Ou seja, estamos perante uma situação em que nenhum dos efeitos negativos se verificam e os efeitos positivos são visíveis: aumenta-se a liberdade das pessoas, reconhecendo que são adultos capazes de tomar as suas decisões, e aumentam-se as receitas fiscais em centenas de milhões de dólares.
Mas, na verdade, todos nós sabíamos que era assim que se ia passar. O que não faltam são filmes e séries sobre a lei seca (e a actividade criminal a ela associada) nos Estados Unidos entre 1920 e 1933. O fim da lei seca, não só não trouxe nenhum drama, como permitiu resolver vários dramas. A lei seca foi instaurada com a décima oitava emenda à Constituição norte-americana e foi revertida pela vigésima primeira emenda. É o único caso de uma emenda que foi emendada por outra emenda.

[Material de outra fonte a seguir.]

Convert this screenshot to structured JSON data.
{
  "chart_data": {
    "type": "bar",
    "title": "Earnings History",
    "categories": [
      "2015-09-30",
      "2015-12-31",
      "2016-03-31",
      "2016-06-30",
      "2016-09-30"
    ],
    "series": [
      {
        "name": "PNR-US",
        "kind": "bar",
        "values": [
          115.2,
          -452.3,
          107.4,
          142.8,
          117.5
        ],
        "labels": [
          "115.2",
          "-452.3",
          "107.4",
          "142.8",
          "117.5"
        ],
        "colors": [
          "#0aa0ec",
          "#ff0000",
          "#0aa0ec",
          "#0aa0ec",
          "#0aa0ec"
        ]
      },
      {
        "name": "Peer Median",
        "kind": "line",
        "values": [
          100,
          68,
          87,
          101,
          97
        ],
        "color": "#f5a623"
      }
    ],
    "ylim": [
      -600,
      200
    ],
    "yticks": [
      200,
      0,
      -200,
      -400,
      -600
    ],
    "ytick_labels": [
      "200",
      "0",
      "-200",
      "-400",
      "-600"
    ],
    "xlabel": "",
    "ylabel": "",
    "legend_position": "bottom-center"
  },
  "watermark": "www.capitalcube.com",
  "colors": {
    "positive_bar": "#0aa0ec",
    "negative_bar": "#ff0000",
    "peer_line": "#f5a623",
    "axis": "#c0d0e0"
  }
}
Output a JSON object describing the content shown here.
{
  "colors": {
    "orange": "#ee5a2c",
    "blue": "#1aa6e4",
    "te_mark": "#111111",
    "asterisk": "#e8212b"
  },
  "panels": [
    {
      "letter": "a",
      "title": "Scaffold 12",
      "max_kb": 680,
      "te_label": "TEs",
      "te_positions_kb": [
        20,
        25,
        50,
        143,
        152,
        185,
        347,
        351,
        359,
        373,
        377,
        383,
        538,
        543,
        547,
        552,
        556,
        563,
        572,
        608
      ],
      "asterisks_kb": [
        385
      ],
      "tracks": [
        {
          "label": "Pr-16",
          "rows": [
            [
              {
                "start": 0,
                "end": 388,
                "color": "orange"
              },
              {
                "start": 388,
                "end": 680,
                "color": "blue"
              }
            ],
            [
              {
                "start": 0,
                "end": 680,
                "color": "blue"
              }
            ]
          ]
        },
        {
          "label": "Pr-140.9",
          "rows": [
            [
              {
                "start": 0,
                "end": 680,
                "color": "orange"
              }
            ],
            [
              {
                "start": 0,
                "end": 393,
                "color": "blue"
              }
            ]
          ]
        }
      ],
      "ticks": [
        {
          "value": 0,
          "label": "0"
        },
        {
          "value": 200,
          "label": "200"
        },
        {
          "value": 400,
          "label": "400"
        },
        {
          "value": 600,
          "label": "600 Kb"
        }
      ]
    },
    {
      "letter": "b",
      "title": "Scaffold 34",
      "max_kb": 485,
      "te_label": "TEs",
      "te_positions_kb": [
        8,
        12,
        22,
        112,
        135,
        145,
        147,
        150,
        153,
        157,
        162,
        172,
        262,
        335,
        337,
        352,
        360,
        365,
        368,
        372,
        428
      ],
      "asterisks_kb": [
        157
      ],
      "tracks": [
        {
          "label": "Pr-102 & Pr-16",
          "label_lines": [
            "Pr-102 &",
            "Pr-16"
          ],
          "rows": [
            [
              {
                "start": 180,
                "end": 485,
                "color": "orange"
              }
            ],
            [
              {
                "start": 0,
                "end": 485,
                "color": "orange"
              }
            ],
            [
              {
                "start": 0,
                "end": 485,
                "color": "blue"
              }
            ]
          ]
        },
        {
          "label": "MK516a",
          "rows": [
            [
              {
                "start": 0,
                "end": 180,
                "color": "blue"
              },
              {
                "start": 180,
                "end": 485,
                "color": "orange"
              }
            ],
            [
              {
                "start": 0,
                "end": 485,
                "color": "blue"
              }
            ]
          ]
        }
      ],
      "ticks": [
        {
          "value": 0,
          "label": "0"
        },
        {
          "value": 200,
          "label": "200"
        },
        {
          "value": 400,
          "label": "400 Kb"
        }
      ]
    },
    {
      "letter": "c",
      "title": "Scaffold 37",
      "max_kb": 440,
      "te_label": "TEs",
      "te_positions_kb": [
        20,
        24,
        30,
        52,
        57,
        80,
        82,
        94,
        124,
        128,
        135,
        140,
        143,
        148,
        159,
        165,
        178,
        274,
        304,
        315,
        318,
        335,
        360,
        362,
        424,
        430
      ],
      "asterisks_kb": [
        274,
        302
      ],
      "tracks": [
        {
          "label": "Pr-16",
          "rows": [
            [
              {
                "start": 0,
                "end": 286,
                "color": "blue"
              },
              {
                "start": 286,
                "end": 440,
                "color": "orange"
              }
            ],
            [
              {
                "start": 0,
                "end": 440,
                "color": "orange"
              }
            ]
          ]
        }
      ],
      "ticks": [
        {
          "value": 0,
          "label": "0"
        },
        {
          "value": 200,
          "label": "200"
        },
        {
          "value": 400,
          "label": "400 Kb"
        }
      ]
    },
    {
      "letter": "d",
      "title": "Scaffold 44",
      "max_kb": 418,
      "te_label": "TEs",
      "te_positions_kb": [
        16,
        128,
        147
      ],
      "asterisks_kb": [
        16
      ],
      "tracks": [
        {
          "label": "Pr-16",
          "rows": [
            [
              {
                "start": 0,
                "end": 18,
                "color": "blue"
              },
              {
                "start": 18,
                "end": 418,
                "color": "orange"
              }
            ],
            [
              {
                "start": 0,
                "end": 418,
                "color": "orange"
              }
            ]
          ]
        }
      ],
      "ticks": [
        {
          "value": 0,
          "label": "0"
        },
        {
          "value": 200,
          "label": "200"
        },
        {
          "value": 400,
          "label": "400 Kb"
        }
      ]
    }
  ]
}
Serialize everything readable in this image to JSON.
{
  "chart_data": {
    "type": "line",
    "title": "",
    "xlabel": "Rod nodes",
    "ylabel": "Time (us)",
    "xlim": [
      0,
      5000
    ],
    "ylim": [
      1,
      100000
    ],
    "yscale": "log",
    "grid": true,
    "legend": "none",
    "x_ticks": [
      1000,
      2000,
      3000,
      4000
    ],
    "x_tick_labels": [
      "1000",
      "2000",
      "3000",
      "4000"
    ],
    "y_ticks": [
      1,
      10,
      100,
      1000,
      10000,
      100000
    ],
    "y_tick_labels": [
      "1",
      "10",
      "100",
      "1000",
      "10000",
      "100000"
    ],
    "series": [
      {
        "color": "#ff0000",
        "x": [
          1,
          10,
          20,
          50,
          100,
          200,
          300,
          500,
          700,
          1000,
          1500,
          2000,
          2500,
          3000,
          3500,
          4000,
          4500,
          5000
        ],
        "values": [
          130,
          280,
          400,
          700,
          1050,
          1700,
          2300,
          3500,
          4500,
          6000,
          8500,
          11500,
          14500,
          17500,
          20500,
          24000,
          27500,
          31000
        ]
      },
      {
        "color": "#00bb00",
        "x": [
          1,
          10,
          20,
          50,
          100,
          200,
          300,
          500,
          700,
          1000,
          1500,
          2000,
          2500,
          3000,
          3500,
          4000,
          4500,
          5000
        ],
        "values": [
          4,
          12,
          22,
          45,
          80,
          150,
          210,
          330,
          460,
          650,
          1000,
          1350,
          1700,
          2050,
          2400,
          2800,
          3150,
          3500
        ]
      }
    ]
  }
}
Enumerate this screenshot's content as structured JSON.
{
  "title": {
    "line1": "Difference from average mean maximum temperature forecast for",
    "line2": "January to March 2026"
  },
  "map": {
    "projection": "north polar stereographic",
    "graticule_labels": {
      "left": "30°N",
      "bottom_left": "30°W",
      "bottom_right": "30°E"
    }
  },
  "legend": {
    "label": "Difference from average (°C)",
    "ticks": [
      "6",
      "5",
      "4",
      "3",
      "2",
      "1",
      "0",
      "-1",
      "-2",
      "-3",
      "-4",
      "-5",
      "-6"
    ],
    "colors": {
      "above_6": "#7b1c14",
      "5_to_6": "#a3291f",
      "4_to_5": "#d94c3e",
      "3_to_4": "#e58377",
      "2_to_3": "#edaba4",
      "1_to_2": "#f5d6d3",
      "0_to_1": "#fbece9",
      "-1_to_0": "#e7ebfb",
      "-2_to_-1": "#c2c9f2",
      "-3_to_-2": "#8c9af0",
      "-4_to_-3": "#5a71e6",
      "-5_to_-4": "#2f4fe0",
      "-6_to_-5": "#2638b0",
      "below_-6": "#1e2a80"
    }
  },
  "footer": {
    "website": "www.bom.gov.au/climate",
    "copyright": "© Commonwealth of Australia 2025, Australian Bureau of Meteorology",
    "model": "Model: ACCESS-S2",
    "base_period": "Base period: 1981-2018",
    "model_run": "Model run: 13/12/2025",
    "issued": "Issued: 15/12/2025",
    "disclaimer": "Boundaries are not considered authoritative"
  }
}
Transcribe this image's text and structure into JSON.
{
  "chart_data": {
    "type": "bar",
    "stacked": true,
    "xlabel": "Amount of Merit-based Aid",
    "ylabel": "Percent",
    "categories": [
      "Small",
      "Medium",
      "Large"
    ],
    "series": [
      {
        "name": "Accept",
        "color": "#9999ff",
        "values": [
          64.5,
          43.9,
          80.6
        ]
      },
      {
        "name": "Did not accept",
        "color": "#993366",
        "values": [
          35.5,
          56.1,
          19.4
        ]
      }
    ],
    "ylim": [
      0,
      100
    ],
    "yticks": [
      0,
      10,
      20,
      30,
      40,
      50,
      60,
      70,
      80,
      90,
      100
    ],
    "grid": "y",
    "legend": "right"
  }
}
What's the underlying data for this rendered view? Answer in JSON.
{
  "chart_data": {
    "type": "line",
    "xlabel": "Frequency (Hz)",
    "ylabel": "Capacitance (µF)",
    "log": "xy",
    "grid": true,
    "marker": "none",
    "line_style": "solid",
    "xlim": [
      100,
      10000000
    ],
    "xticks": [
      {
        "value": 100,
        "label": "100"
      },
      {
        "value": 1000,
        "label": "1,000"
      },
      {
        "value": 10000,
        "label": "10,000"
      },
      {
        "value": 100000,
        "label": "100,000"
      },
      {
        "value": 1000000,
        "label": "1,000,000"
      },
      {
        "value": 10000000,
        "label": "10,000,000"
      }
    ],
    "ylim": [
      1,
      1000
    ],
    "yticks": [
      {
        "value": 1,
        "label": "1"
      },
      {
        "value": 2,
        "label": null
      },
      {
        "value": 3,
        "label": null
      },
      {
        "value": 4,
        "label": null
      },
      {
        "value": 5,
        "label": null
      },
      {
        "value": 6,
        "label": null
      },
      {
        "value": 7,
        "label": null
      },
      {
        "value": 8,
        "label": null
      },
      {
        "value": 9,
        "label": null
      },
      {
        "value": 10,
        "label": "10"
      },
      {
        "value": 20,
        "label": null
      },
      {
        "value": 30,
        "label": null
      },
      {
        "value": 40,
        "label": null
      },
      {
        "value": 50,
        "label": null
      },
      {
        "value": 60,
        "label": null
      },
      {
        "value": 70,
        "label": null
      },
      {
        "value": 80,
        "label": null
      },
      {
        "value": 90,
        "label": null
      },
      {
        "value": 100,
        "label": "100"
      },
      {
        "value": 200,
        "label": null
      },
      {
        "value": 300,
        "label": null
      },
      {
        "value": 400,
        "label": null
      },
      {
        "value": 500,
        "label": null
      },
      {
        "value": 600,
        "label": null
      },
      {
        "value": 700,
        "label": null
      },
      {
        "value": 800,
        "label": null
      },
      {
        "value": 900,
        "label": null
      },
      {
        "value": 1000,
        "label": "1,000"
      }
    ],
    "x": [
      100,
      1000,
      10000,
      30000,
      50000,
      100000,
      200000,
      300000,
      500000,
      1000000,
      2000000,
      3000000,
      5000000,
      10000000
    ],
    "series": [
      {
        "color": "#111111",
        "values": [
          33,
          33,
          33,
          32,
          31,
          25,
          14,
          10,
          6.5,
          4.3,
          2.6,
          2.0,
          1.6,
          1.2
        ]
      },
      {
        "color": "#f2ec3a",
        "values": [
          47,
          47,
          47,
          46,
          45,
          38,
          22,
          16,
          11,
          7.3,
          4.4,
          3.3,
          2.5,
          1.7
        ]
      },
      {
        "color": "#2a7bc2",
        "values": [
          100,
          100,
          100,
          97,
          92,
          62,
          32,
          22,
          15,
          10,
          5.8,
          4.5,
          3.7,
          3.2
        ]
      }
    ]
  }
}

Mas a lição da lei seca norte americana é também muito útil de um ponto de vista comercial. Como sabemos, actualmente, os principais produtores de whisky são a Escócia e os Estados Unidos. Mas, no século XIX, o whiskey irlandês competia com o escocês pela posição dominante a nível mundial. Por uma série de vicissitudes, o whiskey irlandês perdeu esse domínio. Um dos principais motivos foi mesmo a lei seca norte-americana. A partir do momento em que se tornou ilegal a exportação de álcool para os EUA, os irlandeses perderam grande parte do seu mercado. Já os escoceses foram muito mais eficientes na criação de rotas ilegais para o seu whisky, conseguindo até aproveitar um buraco na legislação para ser exportado para fins medicinais, criando uma excelente reputação no mercado.
Ou seja, a lei seca nos EUA foi uma excelente oportunidade de negócio para os escoceses, que ainda hoje beneficiam dela. A verdade é que Portugal pode beneficiar das mesmas condições, só que no campo da marijuana. Empresas estrangeiras já têm em Cantanhede plantações de marijuana para exportação. O nosso clima e o nosso solo parecem ser perfeitos para o efeito. Para já, a exportação é apenas para fins medicinais. Mas, claramente, o mercado está a alargar-se — no Uruguai, na Califórnia e em Vermont também já é legal — e será uma questão de tempo até o seu consumo recreativo ser legal em muitos mais países.
Portugal tem aqui uma oportunidade de ouro para avançar, ser dos primeiros e ganhar reputação. E, uma vez alcançada a reputação internacional, poderemos dela beneficiar durante muitas décadas. Era uma pena perder esta oportunidade apenas pelas teias de aranha que muita gente tem na cabeça.